Chiusura per cinque giorni della Rosa dei Venti. Il titolare: «Ho rispettato le norme, non capisco»
ROSETO. Una multa da 400 euro, che potrà essere ridotta a 280, e la chiusura di cinque giorni. È l'entità della sanzione fatta sabato sera al Lido “La Rosa dei Venti” sul lungomare Trieste, a Roseto. Nello stabilimento, secondo la relazione dei vigili urbani, diverse comitive non rispettavano il distanziamento sociale, molti tavoli erano affollati e alcuni ragazzi non indossavano la mascherina. Complessivamente sono stati controllati quattro stabilimenti (anche “Mediterraneo”, “Sirenetta” e “Lo Smeraldo”), molto frequentati il sabato sera, e anche i locali di via Latini, dove però la situazione era più tranquilla perché i giovani, con la stagione estiva, si spostano negli stabilimenti. Ora il prefetto di Teramo potrà confermare i provvedimenti o addirittura inasprirli.

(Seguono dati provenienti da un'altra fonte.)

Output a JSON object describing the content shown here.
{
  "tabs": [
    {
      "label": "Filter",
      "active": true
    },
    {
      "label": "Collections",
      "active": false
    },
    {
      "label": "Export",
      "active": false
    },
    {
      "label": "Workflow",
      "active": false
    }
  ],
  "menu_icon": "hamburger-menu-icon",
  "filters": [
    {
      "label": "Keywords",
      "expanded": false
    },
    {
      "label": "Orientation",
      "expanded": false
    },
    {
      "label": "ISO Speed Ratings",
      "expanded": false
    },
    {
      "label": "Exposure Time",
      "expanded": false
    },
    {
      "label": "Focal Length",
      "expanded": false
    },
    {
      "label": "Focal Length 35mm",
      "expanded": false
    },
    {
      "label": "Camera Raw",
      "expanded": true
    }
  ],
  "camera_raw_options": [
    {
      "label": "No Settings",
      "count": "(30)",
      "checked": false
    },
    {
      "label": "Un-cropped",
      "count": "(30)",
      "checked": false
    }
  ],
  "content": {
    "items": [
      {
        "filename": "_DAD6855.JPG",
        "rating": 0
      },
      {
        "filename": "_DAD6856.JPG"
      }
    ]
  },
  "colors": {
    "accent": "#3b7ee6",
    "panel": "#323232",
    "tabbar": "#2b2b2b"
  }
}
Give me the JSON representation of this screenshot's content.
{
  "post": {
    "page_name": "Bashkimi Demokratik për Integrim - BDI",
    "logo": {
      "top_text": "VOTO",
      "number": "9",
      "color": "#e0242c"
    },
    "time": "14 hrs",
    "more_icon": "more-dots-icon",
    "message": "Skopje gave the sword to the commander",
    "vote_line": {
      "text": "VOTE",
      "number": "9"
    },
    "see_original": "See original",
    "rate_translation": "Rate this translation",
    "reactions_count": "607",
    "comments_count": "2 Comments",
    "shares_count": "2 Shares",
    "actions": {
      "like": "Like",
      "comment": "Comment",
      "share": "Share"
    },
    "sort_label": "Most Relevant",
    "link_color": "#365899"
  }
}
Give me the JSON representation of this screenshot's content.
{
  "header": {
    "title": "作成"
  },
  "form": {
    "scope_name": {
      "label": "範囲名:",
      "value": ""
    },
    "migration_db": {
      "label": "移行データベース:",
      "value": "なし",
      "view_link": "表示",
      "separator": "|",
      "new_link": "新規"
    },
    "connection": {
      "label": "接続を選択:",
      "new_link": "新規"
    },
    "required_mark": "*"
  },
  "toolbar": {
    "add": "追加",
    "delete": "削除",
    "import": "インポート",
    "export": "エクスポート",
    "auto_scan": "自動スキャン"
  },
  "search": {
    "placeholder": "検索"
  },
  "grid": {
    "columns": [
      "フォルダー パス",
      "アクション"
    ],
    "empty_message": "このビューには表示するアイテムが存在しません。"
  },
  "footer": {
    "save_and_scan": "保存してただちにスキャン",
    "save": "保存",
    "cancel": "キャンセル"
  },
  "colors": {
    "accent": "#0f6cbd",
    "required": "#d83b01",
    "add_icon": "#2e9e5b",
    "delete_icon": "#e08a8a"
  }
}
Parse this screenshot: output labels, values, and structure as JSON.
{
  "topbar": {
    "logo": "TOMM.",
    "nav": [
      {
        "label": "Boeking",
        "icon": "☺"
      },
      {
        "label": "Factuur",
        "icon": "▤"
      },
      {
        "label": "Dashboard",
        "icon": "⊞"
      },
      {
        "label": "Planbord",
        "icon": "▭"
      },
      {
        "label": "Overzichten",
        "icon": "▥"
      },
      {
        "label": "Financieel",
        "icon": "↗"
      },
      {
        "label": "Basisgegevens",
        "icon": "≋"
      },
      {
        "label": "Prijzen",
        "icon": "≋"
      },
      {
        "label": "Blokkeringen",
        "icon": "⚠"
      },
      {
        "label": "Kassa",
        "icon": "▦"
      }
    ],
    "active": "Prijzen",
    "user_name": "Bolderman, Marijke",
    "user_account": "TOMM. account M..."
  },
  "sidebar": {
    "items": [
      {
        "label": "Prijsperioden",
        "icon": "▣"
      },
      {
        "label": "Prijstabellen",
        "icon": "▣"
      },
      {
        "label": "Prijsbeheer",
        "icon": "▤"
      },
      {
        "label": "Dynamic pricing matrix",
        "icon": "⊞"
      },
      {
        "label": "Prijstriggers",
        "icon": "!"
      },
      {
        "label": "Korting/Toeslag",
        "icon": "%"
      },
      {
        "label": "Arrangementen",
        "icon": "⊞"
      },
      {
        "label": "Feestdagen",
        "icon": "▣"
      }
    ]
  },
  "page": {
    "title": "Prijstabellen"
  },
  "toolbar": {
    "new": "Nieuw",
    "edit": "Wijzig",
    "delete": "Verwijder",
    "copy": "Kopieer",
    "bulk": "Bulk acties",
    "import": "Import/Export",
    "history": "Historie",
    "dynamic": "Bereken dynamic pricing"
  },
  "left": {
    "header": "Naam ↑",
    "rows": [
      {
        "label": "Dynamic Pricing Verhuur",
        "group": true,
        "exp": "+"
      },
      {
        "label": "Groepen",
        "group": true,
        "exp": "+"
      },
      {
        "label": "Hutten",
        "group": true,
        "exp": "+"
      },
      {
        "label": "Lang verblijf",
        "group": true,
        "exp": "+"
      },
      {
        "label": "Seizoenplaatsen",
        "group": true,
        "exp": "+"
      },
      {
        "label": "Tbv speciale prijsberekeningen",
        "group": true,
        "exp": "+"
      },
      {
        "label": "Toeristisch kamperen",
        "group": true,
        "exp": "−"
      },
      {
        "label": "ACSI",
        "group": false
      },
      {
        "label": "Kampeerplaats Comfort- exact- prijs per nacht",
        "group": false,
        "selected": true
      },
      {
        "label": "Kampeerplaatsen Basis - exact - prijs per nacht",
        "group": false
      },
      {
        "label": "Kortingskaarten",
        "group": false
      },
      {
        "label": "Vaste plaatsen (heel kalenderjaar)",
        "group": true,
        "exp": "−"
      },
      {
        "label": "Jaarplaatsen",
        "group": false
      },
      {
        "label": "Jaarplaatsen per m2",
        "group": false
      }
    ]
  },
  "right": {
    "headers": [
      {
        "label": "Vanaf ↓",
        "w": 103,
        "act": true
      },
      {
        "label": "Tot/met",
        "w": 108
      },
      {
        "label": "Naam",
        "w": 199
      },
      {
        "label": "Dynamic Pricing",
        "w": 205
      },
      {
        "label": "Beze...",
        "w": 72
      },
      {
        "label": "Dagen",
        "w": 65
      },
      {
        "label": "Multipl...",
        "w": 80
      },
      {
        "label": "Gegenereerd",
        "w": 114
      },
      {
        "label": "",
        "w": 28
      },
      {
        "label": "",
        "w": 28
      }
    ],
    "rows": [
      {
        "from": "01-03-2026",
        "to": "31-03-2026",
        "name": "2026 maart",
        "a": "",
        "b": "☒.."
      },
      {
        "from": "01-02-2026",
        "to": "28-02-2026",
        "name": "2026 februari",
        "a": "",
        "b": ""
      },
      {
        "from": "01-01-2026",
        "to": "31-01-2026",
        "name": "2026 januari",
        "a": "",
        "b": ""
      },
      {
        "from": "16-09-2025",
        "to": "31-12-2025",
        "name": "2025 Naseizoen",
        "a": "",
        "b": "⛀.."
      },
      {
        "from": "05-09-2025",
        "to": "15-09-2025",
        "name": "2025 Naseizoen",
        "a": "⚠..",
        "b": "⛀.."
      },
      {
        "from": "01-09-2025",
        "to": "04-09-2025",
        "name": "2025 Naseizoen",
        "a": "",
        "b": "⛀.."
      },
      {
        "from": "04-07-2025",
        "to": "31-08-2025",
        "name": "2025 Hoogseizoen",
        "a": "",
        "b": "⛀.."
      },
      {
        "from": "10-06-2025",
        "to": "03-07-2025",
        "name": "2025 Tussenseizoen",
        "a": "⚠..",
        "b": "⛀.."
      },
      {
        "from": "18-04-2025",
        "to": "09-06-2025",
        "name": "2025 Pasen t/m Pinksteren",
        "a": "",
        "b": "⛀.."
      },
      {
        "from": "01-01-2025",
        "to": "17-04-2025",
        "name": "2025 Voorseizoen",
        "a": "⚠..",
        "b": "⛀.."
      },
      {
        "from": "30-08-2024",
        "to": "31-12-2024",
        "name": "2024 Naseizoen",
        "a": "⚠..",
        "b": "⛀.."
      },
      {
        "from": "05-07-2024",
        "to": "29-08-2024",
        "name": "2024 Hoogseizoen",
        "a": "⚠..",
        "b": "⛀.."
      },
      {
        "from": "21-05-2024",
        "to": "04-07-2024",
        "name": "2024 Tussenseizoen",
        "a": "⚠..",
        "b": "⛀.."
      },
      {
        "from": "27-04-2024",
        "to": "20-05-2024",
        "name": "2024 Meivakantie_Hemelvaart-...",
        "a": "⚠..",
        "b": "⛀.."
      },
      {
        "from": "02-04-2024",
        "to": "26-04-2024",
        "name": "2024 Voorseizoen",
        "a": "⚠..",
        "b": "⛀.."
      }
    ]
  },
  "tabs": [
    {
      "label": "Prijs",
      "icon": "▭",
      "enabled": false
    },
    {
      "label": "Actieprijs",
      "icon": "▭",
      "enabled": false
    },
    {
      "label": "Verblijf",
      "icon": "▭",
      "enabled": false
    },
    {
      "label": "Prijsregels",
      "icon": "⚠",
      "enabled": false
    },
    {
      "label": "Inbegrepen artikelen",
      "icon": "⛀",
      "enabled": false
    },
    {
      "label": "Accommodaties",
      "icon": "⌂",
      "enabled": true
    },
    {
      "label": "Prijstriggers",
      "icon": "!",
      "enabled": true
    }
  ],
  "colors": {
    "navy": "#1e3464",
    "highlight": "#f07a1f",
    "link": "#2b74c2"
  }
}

Vittorio Di Donato, uno dei titolari dello stabilimento multato, non comprende la sanzione dei vigili urbani e sostiene che, per il momento, non gli è stata ancora notificata la chiusura della struttura. «Io ho rispettato tutte le regole», dice Di Donato, «i tavoli sono distanziati, ci sono gli igienizzanti a disposizione su tutti lati dello stabilimento e l’entrata e l’uscita sono separate. Inoltre c’è una persona addetta all’accoglienza all’entrata e un’altra sulla parte posteriore del lido per evitare l’accesso alla spiaggia. Qui stiamo parlando di una multa per non aver rispettato il metro di distanza. Mi sembra eccessiva. Io come gestore ho fatto tutto quello che dice la norma in merito alle disposizioni per l’emergenza coronavirus. Sta anche alla responsabilità dei ragazzi avere un atteggiamento adeguato. Tra l’altro la spiaggia l’ho attrezzata in una certa maniera eliminando 40 ombrelloni, e davanti al bar ci sono le linee per far rispettare le distanze». Il problema dell’affollamento dei lidi, in determinate serate, è generale e Di Donato lancia una provocazione. «Propongo al sindaco di fare un’ordinanza», aggiunge Di Donato, «per far chiudere gli stabilimenti la sera, così io risparmio anche sul personale e risolvo il problema. Comunque ho contattato il mio avvocato per valutare la situazione». Il sindaco Sabatino Di Girolamo non rilascia dichiarazioni in merito, ma lo scorso 4 maggio in un video invitava i giovani a rispettare il distanziamento sociale e a indossare le mascherine.